Canadian Election Reform

The Canadian government is placing a referendum on the ballot that would reform elections. To get an idea of how broad election reform can be—more than the mere tinkering at the margins with machines and time of voting we do in the United States, I have clipped just a bit from the article below.

The referendum will ask voters in Ontario to choose between maintaining the electoral system used currently in Ontario, known as first-past-the-post, or a system called mixed member proportional, a system recommended by the Ontario Citizens’ Assembly on Electoral Reform.

First-past-the-post is a voting system which results in a single winner in a given riding by receiving the most votes, regardless of whether or not that candidate has a majority of the votes. Mixed member proportional representation is a combination of first-past-the-post and proportional representation. It would give voters two votes on a ballot, one for the local MPP and one for the political party.

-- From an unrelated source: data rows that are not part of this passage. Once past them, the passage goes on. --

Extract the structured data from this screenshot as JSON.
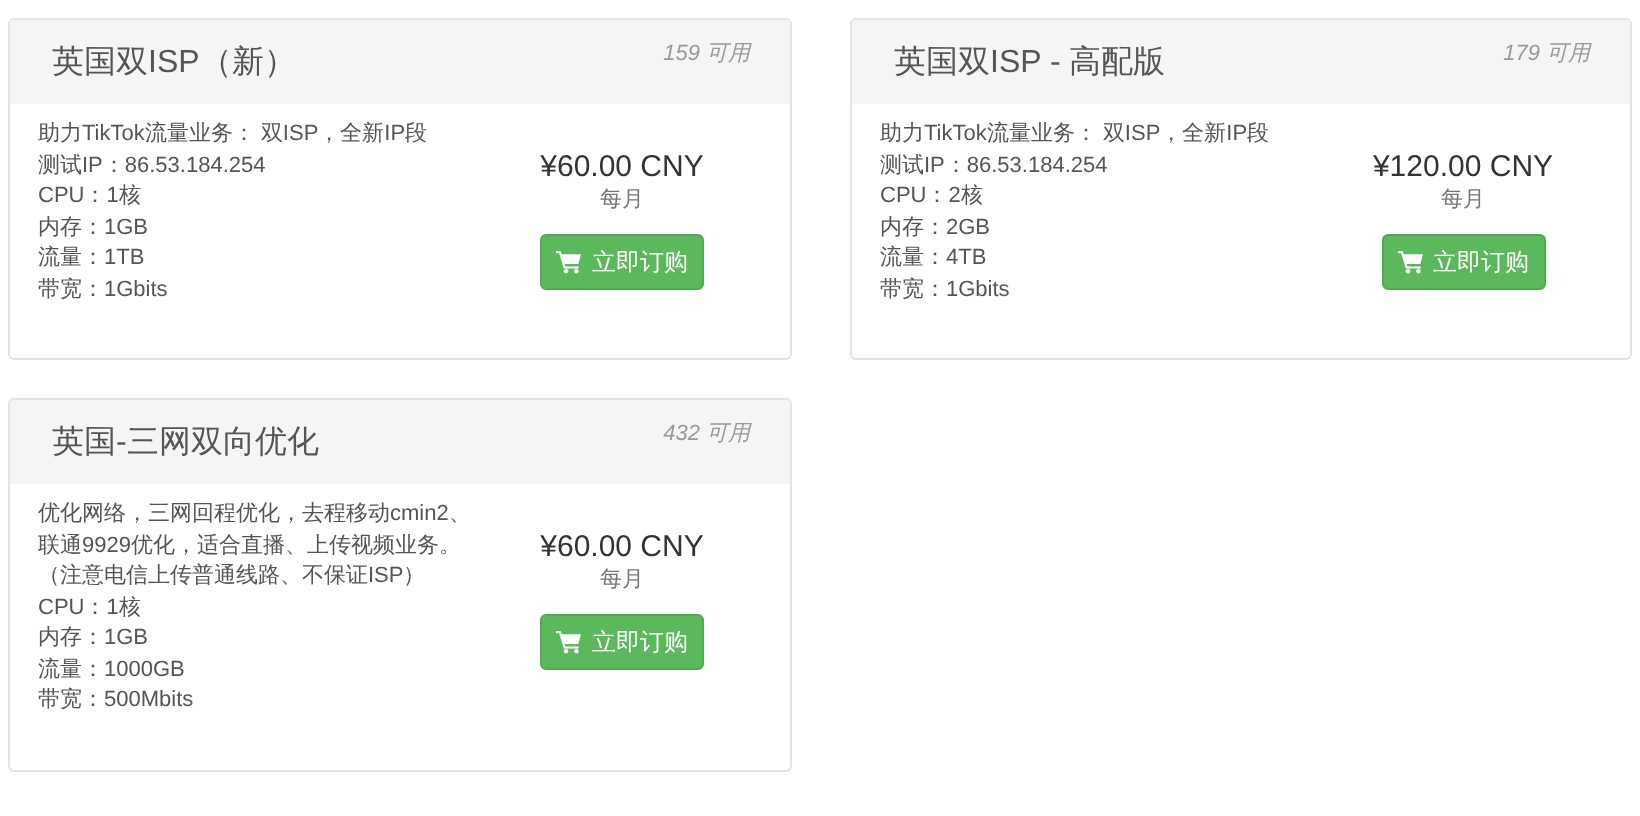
{
  "products": [
    {
      "name": "英国双ISP（新）",
      "available": "159 可用",
      "description": [
        "助力TikTok流量业务： 双ISP，全新IP段",
        "测试IP：86.53.184.254",
        "CPU：1核",
        "内存：1GB",
        "流量：1TB",
        "带宽：1Gbits"
      ],
      "price": "¥60.00 CNY",
      "period": "每月",
      "order_button": "立即订购"
    },
    {
      "name": "英国双ISP - 高配版",
      "available": "179 可用",
      "description": [
        "助力TikTok流量业务： 双ISP，全新IP段",
        "测试IP：86.53.184.254",
        "CPU：2核",
        "内存：2GB",
        "流量：4TB",
        "带宽：1Gbits"
      ],
      "price": "¥120.00 CNY",
      "period": "每月",
      "order_button": "立即订购"
    },
    {
      "name": "英国-三网双向优化",
      "available": "432 可用",
      "description": [
        "优化网络，三网回程优化，去程移动cmin2、联通9929优化，适合直播、上传视频业务。（注意电信上传普通线路、不保证ISP）",
        "CPU：1核",
        "内存：1GB",
        "流量：1000GB",
        "带宽：500Mbits"
      ],
      "price": "¥60.00 CNY",
      "period": "每月",
      "order_button": "立即订购"
    }
  ]
}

With a mixed member proportional system, Ontario would be divided into 90 electoral districts and would have a provincial legislature with 129 seats. “Local members” would fill 90 of these seats, while “list members” would fill 39 seats, according to Referendum Ontario, the organization that has established a website set up to educate the public on the two choices. In each electoral district, one vote would be used to elect a local member using a first-past-the-post system. The candidate with the most votes in an electoral district wins. The other vote would be for a political party. Votes for parties would be used to determine the number of list members each party gets. This is the proportional representation part.